Why two float type variables have different values [duplicate]

Question

I have two integer vectors of nearly 1000 size, and what I am going to do is to check whether the sum of the square integer for these two vectors is the same or not. So I write the following codes:

std::vector<int> array1;
std::vector<int> array2;
... // initialize array1 and array2, and in the experiment all elements
    // in the two vectors are the same but the sequence of elements may be different.
    // For example: array1={1001, 2002, 3003, ....} 
   //               array2={2002, 3003, 1001, ....}
assert(array1.size() == array2.size());
float sum_array1 = 0;
float sum_array2 = 0;
for(int i=0; i<array1.size(); i++)
       sum_array1 +=array1[i]*array1[i];
for(int i=0; i<array2.size(); i++)
       sum_array2 +=array2[i]*array2[i];

I expect that sum_array1 should be equal to sum_array2, but in fact in my application I found they were different sum_array1 = 1.2868639e+009 while sum_array2 = 1.2868655e+009. What I have done next is to change the type of sum_array1 and sum_array2 to double type as the following codes show:

 double sum_array1 = 0;
    double sum_array2 = 0;
    for(int i=0; i<array1.size(); i++)
           sum_array1 +=array1[i]*array1[i];
    for(int i=0; i<array2.size(); i++)
           sum_array2 +=array2[i]*array2[i];

This time sum_array1 is equal to sum_array2 sum_array1=sum_array2=1286862225.0000000. My question is why it could happen. Thanks.

Answer 1

Floating point values have a finite size, and can therefore only represent real values with a finite precision. This leads to rounding errors when you need more precision than they can store.
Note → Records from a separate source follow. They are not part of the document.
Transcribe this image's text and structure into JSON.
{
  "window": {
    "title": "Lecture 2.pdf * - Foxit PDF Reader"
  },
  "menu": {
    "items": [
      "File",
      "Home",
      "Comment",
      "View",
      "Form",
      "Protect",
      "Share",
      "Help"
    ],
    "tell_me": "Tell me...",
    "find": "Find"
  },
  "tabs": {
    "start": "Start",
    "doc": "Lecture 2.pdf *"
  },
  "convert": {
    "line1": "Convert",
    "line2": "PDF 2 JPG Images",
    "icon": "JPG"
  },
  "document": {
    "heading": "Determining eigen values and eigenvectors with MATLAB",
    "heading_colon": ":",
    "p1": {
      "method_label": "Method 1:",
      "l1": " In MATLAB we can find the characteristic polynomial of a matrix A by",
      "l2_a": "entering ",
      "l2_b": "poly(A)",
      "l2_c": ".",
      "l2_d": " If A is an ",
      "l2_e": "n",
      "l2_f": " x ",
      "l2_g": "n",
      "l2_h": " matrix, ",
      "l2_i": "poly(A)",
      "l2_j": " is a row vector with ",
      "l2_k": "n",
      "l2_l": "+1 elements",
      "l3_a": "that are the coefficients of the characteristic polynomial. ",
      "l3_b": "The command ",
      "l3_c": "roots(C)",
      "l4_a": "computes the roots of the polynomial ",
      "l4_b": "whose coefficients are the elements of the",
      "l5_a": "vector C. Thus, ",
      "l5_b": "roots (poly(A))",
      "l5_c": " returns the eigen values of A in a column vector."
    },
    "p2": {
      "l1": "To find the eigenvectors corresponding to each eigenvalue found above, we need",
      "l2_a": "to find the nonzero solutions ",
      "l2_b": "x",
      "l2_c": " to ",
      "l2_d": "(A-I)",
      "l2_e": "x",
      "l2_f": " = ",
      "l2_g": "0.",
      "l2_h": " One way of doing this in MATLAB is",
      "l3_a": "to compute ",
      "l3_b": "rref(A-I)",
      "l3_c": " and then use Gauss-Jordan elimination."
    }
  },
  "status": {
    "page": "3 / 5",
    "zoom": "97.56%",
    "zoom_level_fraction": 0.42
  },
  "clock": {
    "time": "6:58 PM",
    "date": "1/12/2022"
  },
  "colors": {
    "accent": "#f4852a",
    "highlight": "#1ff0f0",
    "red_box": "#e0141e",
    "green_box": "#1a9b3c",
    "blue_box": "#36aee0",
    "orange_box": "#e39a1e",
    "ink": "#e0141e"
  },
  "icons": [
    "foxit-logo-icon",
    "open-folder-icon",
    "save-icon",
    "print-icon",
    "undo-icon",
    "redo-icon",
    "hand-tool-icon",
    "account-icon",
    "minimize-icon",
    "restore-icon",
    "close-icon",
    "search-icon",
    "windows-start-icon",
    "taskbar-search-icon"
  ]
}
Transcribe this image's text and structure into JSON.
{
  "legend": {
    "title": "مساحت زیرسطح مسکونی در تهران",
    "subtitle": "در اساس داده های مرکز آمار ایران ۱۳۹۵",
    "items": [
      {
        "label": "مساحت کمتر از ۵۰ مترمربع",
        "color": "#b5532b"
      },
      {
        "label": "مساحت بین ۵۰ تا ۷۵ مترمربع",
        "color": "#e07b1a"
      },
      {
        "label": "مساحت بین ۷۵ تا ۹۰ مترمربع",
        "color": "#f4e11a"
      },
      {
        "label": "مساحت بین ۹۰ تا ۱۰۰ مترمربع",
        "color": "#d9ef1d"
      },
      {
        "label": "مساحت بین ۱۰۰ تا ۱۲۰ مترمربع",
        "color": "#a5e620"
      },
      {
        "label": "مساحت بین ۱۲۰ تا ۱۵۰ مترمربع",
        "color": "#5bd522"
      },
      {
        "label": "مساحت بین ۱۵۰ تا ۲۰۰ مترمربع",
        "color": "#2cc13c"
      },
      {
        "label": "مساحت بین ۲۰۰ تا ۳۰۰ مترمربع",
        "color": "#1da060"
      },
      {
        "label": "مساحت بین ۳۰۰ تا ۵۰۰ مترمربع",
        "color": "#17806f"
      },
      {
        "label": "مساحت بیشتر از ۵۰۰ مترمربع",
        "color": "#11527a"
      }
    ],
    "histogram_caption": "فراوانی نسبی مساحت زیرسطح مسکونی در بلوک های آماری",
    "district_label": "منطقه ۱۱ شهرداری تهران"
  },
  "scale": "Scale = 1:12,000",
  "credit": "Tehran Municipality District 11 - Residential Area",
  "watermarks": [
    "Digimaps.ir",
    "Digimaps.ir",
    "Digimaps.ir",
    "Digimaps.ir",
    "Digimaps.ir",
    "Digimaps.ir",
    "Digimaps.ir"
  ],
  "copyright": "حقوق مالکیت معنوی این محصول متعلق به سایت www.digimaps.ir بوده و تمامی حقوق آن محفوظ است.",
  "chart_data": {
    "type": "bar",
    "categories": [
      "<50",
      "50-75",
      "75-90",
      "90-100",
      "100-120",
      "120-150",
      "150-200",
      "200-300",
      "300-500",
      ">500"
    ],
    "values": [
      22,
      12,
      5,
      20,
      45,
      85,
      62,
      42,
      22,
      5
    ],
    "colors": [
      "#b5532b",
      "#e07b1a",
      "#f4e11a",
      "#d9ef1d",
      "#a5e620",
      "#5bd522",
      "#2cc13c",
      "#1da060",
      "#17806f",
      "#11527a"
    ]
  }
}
In particular, when adding a small number (such as those you're summing) to a much larger number (such as your accumulator), the loss of precision can be quite large compared with the small number, giving a significant error; and the errors will be different depending on the order.

Typically, float has 24 bits of precision, corresponding to about 7 decimal places. Your accumulator requires 10 decimal places (around 30 bits), so you will experience this loss of precision. Typically, double has 53 bits (about 16 decimal places), so your result can be represented exactly.

A 64-bit integer may be the best option here, since all the inputs are integers. Using an integer avoids loss of precision, but introduces a danger of overflow if the inputs are too many or too large.

To minimise the error if you can't use a wide enough accumulator, you could sort the input so that the smallest values are accumulated first; or you could use more complicated methods such as Kahan summation.

Answer 2

In the two loops you're adding the same numbers but in different orders. As soon as sums exceed the integer value that can be exactly represented by a float, you're going to start losing precision, and the sums may end up slightly different.

An experiment for you to try:

float n = 0;
while (n != n + 1)
    n = n + 1;
//Will this terminate? If so, what is n now?

If you run this, you'll find that the loop actually terminates - which seems completely counter-intuitive, but is correct behavior according to the definitions for IEEE single-precision floating point arithmetic.

You can try the same experiment, replacing float with double. You'll witness the same strange behavior, but this time the loop will terminate when n is much larger, because IEEE double-precision floating point numbers enable a much finer accuracy.